Note that $$2023$$ is two integers before $$2025$$, which is a multiple of $$5$$.
Beginning at $$1$$, $$2025$$ is the $$405$$th multiple of $$5$$, since $$\frac{2025}{5} = 405$$. That is, the integers from $$1$$ to $$2025$$ contain $$405$$ groups of $$5$$ integers.

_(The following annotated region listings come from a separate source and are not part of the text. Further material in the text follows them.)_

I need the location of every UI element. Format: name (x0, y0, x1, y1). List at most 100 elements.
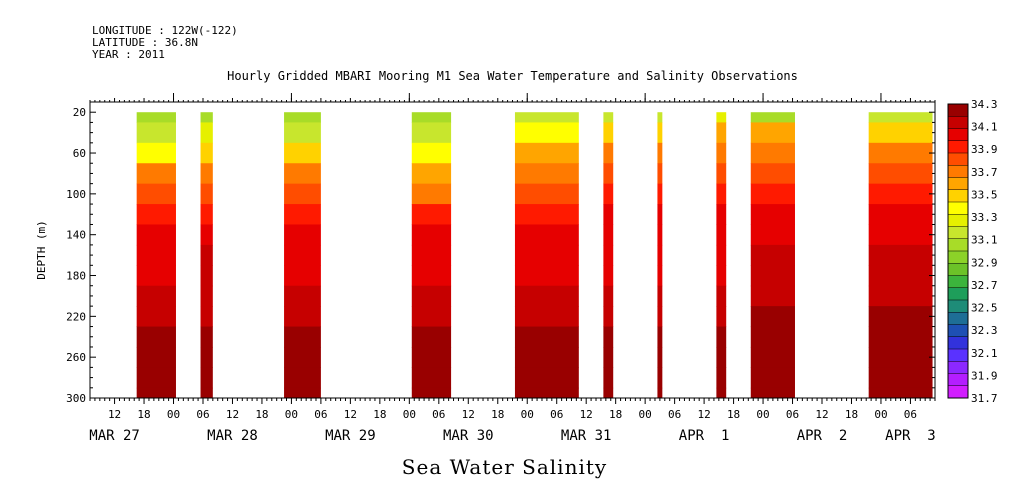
legend-swatch (948, 226, 968, 240)
legend-label: 32.9 (971, 256, 998, 269)
salinity-cell (136, 122, 176, 144)
salinity-cell (750, 112, 795, 123)
legend-swatch (948, 128, 968, 142)
salinity-cell (750, 346, 795, 368)
salinity-cell (284, 142, 321, 164)
salinity-cell (657, 265, 663, 287)
salinity-cell (603, 224, 614, 246)
salinity-cell (868, 265, 933, 287)
data-segment (411, 112, 452, 399)
x-tick-label: 12 (580, 408, 593, 421)
salinity-cell (284, 367, 321, 389)
salinity-cell (868, 346, 933, 368)
legend-label: 33.9 (971, 143, 998, 156)
plot-area (136, 112, 933, 399)
salinity-cell (603, 326, 614, 348)
salinity-cell (200, 112, 213, 123)
salinity-cell (514, 204, 579, 225)
colorbar-legend: 34.3 34.1 33.9 33.7 33.5 33.3 33.1 32.9 32.7 32.5… (947, 98, 998, 405)
salinity-cell (657, 326, 663, 348)
data-segment (200, 112, 213, 399)
salinity-cell (200, 244, 213, 266)
salinity-cell (411, 346, 452, 368)
legend-swatch (948, 251, 968, 264)
salinity-cell (411, 367, 452, 389)
salinity-cell (868, 244, 933, 266)
salinity-cell (284, 183, 321, 205)
y-tick-label: 260 (66, 351, 86, 364)
salinity-cell (136, 326, 176, 348)
data-segment (716, 112, 727, 399)
y-tick-label: 180 (66, 270, 86, 283)
y-tick-label: 20 (73, 106, 86, 119)
legend-label: 31.9 (971, 369, 998, 382)
salinity-cell (603, 122, 614, 144)
salinity-cell (750, 326, 795, 348)
legend-label: 33.5 (971, 188, 998, 201)
salinity-cell (284, 244, 321, 266)
salinity-cell (716, 224, 727, 246)
legend-swatch (948, 324, 968, 338)
x-tick-label: 18 (727, 408, 740, 421)
x-tick-label: 00 (521, 408, 534, 421)
salinity-cell (603, 163, 614, 185)
x-tick-label: 12 (462, 408, 475, 421)
x-tick-label: 18 (609, 408, 622, 421)
x-tick-label: 00 (403, 408, 416, 421)
salinity-cell (657, 122, 663, 144)
salinity-cell (514, 112, 579, 123)
salinity-cell (514, 346, 579, 368)
salinity-cell (411, 265, 452, 287)
salinity-cell (200, 142, 213, 164)
salinity-cell (603, 387, 614, 399)
salinity-cell (284, 163, 321, 185)
x-tick-label: 12 (226, 408, 239, 421)
salinity-cell (750, 367, 795, 389)
salinity-cell (750, 163, 795, 185)
salinity-cell (868, 204, 933, 225)
legend-swatch (948, 214, 968, 227)
salinity-cell (603, 142, 614, 164)
salinity-cell (136, 387, 176, 399)
x-tick-label: 18 (373, 408, 386, 421)
x-tick-label: 12 (108, 408, 121, 421)
salinity-cell (750, 224, 795, 246)
salinity-cell (750, 204, 795, 225)
salinity-cell (200, 367, 213, 389)
salinity-cell (716, 244, 727, 266)
salinity-cell (284, 112, 321, 123)
legend-swatch (948, 275, 968, 289)
legend-label: 33.7 (971, 166, 998, 179)
x-tick-label: 00 (639, 408, 652, 421)
salinity-cell (657, 285, 663, 307)
salinity-cell (514, 387, 579, 399)
y-tick-label: 300 (66, 392, 86, 405)
salinity-cell (200, 122, 213, 144)
axes: 12 18 00 06 12 18 00 06 12 18 00 06 12 18 00 06 12 18 00 06… (66, 93, 936, 444)
salinity-cell (868, 326, 933, 348)
salinity-cell (514, 224, 579, 246)
chart-caption: Sea Water Salinity (401, 455, 608, 479)
salinity-cell (657, 244, 663, 266)
data-segment (603, 112, 614, 399)
x-tick-label: 06 (314, 408, 327, 421)
legend-label: 32.1 (971, 347, 998, 360)
x-tick-label: 00 (756, 408, 769, 421)
salinity-cell (200, 346, 213, 368)
legend-swatch (948, 361, 968, 374)
data-segment (136, 112, 176, 399)
salinity-cell (284, 285, 321, 307)
x-tick-label: 18 (137, 408, 150, 421)
legend-label: 34.1 (971, 121, 998, 134)
salinity-cell (603, 306, 614, 328)
salinity-cell (200, 265, 213, 287)
salinity-cell (868, 163, 933, 185)
x-tick-label: 06 (550, 408, 563, 421)
x-tick-label: 12 (344, 408, 357, 421)
salinity-cell (716, 112, 727, 123)
salinity-cell (868, 387, 933, 399)
x-tick-label: 12 (697, 408, 710, 421)
data-segment (657, 112, 663, 399)
year-label: YEAR : 2011 (92, 48, 165, 61)
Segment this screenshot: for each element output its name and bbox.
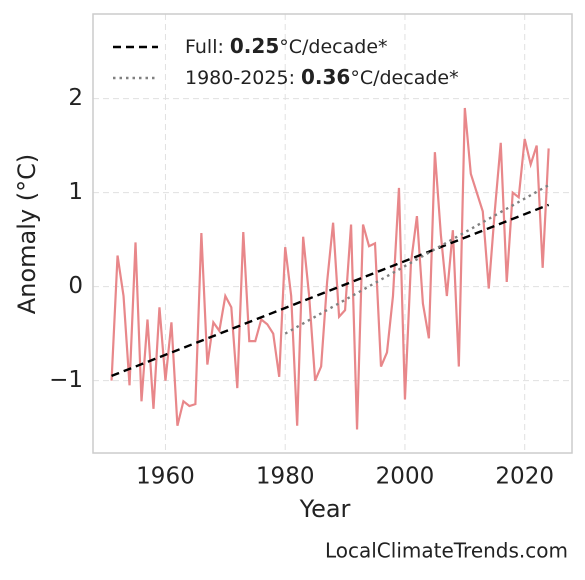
x-tick-label: 1980: [256, 464, 315, 490]
legend-name: 1980-2025:: [185, 67, 295, 89]
legend-rate: 0.25: [230, 34, 279, 58]
y-tick-label: −1: [49, 367, 83, 393]
x-axis-label: Year: [299, 495, 351, 523]
y-tick-label: 1: [68, 179, 83, 205]
legend-label: Full: 0.25°C/decade*: [185, 34, 388, 58]
series-line: [111, 203, 550, 378]
legend-unit: °C/decade*: [350, 67, 458, 89]
x-tick-label: 1960: [136, 464, 195, 490]
x-tick-label: 2000: [376, 464, 435, 490]
legend-label: 1980-2025: 0.36°C/decade*: [185, 65, 459, 89]
legend-unit: °C/decade*: [279, 36, 387, 58]
series-line: [284, 184, 550, 335]
y-tick-label: 2: [68, 85, 83, 111]
series-line: [110, 107, 550, 430]
plot-frame: [92, 13, 573, 454]
source: LocalClimateTrends.com: [325, 539, 568, 563]
legend-name: Full:: [185, 36, 224, 58]
y-axis-label: Anomaly (°C): [13, 154, 41, 314]
x-tick-label: 2020: [495, 464, 554, 490]
legend-rate: 0.36: [301, 65, 350, 89]
y-tick-label: 0: [68, 273, 83, 299]
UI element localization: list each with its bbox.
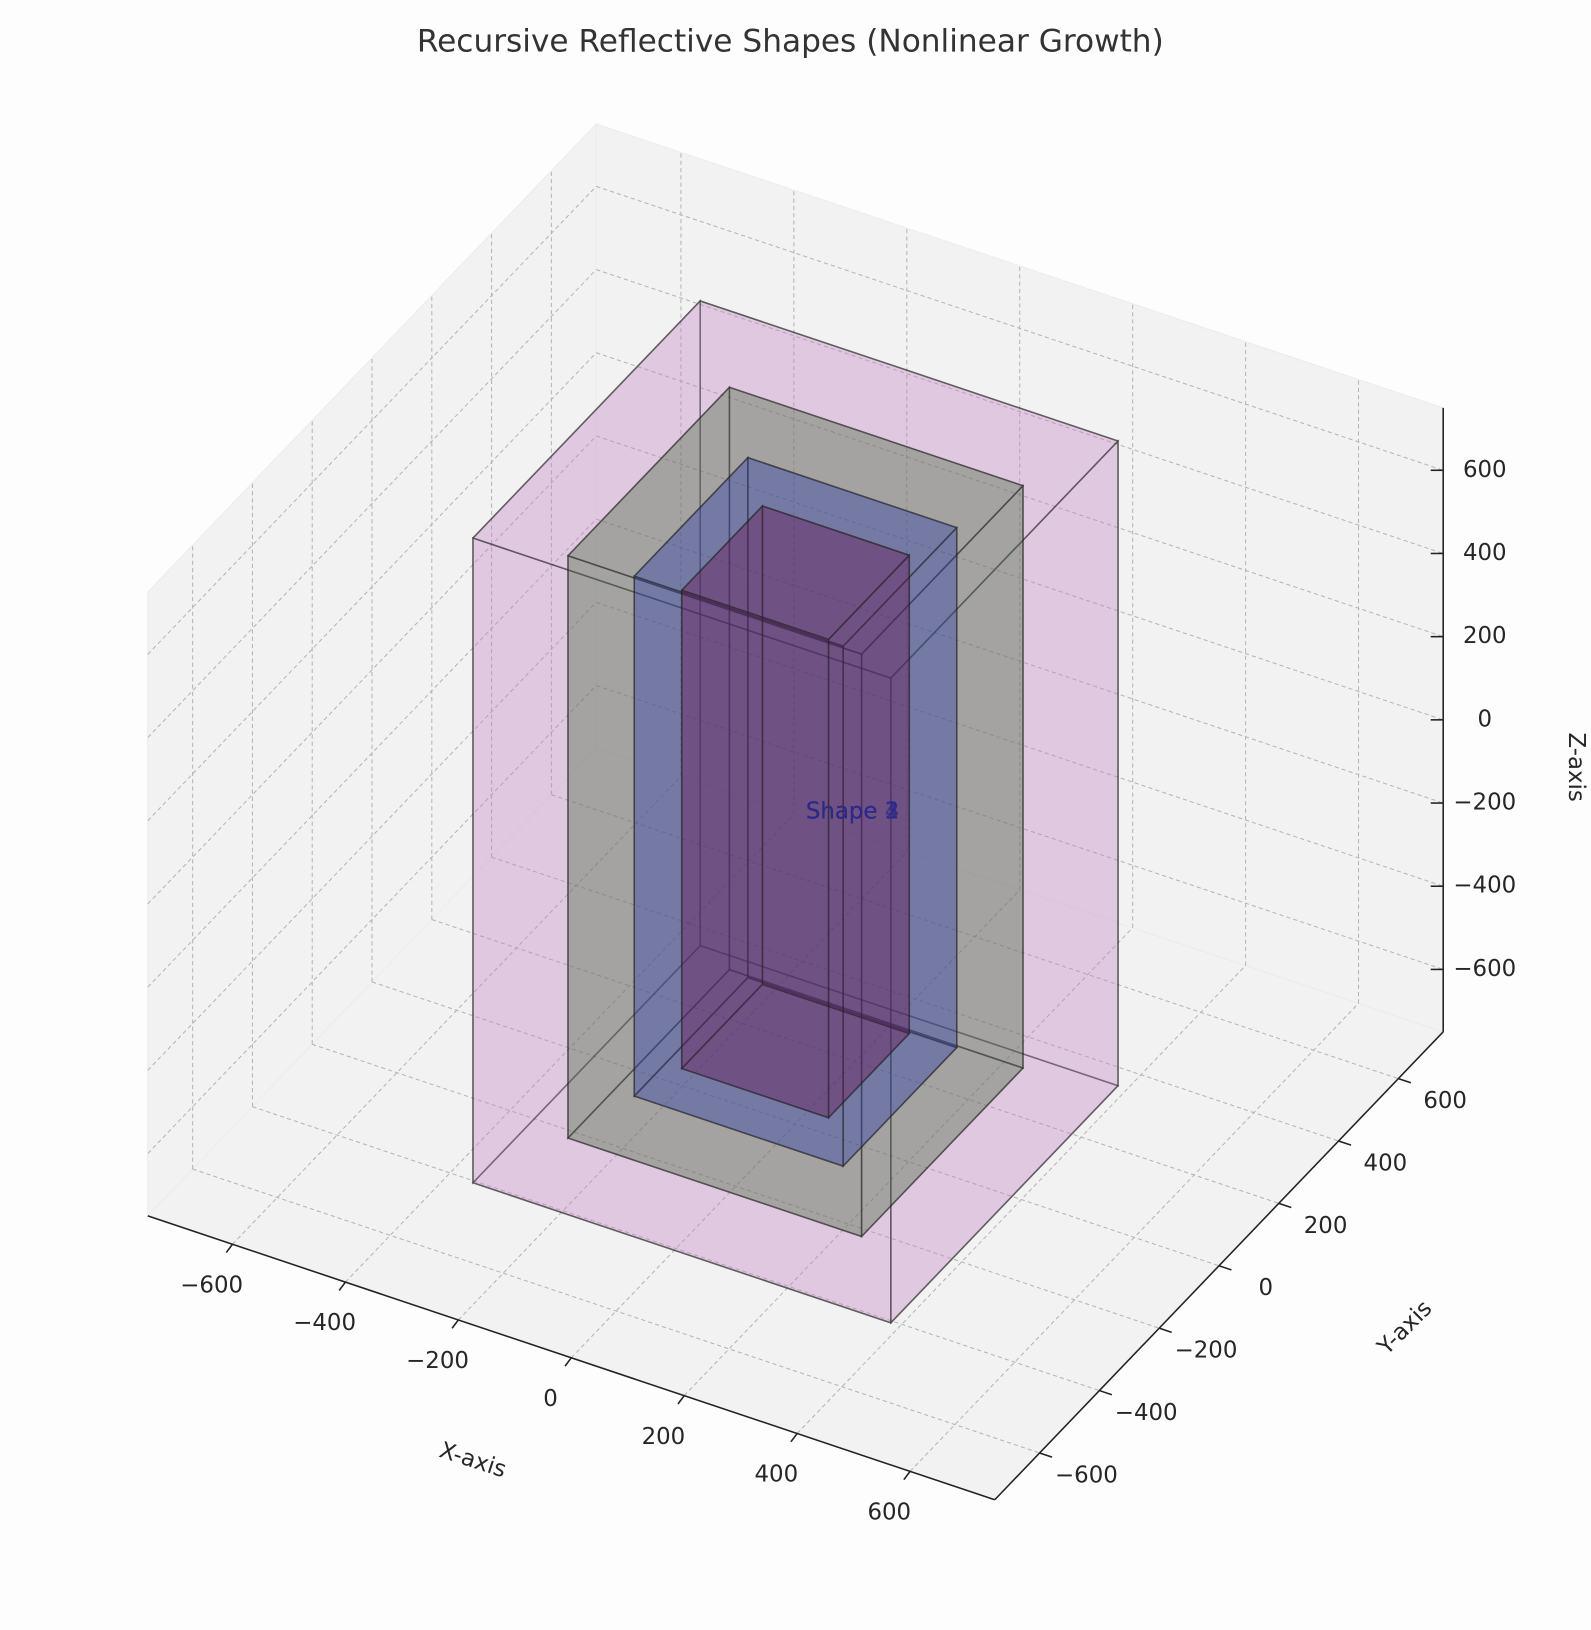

Each of these $$405$$ groups contain one integer that is a multiple of $$5$$, and so Bobbi leaves out $$406$$ integers (including $$2024$$) in the list of all integers from $$1$$ to $$2025$$. If the $$n$$th integer in Bobbi’s list is $$2023$$, then $$n = 2025 - 406 = 1619$$.

Solution 2

Note that $$2023$$ is two integers before $$2025$$, which is a multiple of $$5$$.
Beginning at $$1$$, $$2025$$ is the $$405$$th multiple of $$5$$, since $$\frac{2025}{5} = 405$$. That is, the integers from $$1$$ to $$2025$$ contain $$405$$ groups of $$5$$ integers.
In Bobbi’s list of integers, she leaves out the integers that are multiples of $$5$$, and so in every group of five integers, Bobbi lists four of these integers. However, she also does not list $$2024$$. Thus, if the $$n$$th integer in Bobbi’s list is $$2023$$, then $$n = 405 \times 4 - 1= 1619$$.